@informateur.ci- Une attaque meurtrière a visé, lundi soir, une base militaire tchadienne située à Barka Tolorom, sur la rive du lac Tchad, faisant au moins 24 morts dans les rangs de l’armée, selon plusieurs sources concordantes.
D’après un responsable militaire interrogé par l’AFP, le bilan provisoire fait état de 25 soldats tués et 46 blessés. Une autorité administrative locale a pour sa part confirmé un bilan légèrement inférieur, évoquant 24 morts et plusieurs blessés, tout en assurant que « la situation est maîtrisée et sous contrôle ».
L’attaque a été attribuée au groupe djihadiste Boko Haram, actif depuis plusieurs années dans la région.
Le président tchadien, Mahamat Idriss Déby Itno, a condamné une « attaque lâche » menée contre les forces armées.
Dans une publication sur les réseaux sociaux, il a exprimé ses condoléances aux familles des victimes, tout en réaffirmant la détermination des autorités à poursuivre la lutte contre les groupes terroristes. « Nous continuerons le combat jusqu’à l’éradication totale de cette menace », a-t-il assuré.
La région du lac Tchad, zone marécageuse aux frontières du Tchad, du Nigeria, du Cameroun et du Niger, est devenue depuis 2009 un foyer d’insécurité majeur.
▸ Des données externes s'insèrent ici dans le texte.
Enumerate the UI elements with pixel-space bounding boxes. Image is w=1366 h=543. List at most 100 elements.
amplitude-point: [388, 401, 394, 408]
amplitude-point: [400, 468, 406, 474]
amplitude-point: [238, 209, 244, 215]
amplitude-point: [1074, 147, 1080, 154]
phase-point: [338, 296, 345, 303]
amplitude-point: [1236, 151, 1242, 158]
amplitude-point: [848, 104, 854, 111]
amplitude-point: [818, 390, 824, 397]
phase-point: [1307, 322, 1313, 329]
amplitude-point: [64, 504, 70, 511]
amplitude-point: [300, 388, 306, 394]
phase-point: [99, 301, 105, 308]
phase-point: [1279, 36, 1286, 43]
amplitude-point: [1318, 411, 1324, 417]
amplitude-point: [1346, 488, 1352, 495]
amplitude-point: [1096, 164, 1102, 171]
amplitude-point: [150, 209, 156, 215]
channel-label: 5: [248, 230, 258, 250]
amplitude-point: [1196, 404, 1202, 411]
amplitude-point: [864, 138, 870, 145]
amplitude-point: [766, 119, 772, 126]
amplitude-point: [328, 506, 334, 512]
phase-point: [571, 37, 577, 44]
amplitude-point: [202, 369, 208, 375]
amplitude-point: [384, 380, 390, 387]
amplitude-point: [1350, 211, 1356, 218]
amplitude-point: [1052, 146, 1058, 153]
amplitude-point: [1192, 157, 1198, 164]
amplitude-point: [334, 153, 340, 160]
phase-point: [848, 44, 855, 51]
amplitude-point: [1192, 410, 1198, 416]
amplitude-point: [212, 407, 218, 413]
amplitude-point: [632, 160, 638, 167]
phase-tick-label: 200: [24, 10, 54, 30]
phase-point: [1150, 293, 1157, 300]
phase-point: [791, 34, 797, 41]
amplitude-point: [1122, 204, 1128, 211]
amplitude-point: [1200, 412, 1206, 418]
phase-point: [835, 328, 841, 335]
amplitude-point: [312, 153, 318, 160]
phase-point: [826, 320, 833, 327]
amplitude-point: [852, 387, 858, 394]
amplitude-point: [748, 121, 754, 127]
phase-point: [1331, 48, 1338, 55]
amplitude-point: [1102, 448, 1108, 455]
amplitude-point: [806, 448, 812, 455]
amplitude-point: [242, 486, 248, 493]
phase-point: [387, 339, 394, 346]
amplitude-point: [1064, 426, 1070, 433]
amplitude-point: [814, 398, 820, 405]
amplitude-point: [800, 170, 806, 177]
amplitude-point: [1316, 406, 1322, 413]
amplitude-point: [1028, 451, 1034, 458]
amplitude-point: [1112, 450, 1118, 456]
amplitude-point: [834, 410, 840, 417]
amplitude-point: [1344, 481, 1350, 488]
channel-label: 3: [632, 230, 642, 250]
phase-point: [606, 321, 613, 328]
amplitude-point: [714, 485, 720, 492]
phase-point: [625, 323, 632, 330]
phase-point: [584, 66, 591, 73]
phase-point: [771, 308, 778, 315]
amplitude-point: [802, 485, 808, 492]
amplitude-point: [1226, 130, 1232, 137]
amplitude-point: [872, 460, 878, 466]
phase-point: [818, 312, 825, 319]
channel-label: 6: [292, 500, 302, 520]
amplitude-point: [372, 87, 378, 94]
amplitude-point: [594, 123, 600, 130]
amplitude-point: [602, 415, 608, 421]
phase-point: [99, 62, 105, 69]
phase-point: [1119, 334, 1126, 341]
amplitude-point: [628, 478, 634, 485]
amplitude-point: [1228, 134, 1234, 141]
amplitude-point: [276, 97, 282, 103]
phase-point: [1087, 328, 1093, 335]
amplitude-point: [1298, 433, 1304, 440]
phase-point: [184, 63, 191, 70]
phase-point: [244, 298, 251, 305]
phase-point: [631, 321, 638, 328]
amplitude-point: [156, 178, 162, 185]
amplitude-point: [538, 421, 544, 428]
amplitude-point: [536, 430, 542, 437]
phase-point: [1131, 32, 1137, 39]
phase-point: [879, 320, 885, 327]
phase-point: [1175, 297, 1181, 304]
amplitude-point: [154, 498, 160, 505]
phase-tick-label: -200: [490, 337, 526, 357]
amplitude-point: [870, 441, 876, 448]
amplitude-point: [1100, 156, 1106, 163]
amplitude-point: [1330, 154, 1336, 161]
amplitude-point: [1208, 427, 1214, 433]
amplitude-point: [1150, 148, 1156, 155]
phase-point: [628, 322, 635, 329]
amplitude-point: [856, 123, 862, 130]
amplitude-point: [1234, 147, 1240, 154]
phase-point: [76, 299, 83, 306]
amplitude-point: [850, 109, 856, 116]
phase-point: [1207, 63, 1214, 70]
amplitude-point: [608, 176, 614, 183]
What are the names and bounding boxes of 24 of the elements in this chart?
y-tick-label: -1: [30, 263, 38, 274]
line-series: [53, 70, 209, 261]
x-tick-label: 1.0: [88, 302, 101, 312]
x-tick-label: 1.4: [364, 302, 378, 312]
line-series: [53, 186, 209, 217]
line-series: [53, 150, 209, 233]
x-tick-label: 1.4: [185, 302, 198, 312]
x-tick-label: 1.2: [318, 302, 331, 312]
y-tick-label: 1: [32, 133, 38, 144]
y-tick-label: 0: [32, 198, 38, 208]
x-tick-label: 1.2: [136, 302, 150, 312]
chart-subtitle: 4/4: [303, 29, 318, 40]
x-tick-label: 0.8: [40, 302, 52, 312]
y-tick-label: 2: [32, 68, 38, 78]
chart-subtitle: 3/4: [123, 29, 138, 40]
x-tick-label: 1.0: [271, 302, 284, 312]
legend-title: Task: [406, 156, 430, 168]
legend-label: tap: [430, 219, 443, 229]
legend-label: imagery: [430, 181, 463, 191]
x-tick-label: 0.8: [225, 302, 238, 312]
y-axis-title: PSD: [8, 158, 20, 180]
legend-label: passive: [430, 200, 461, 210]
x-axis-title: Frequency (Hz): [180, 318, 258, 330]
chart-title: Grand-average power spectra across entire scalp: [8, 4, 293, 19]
Elle abrite des combattants de Boko Haram ainsi que ceux de l’État islamique en Afrique de l’Ouest (Iswap).
Ces derniers mois, les violences se sont intensifiées, notamment avec la faction JAS, responsable d’enlèvements et d’attaques ciblées contre les positions militaires. En octobre 2024, une offensive similaire avait déjà coûté la vie à une quarantaine de soldats tchadiens.
En riposte, les autorités avaient lancé une vaste opération militaire baptisée « Haskanite », achevée en février 2025, visant à neutraliser durablement les capacités de nuisance des groupes armés dans cette zone stratégique.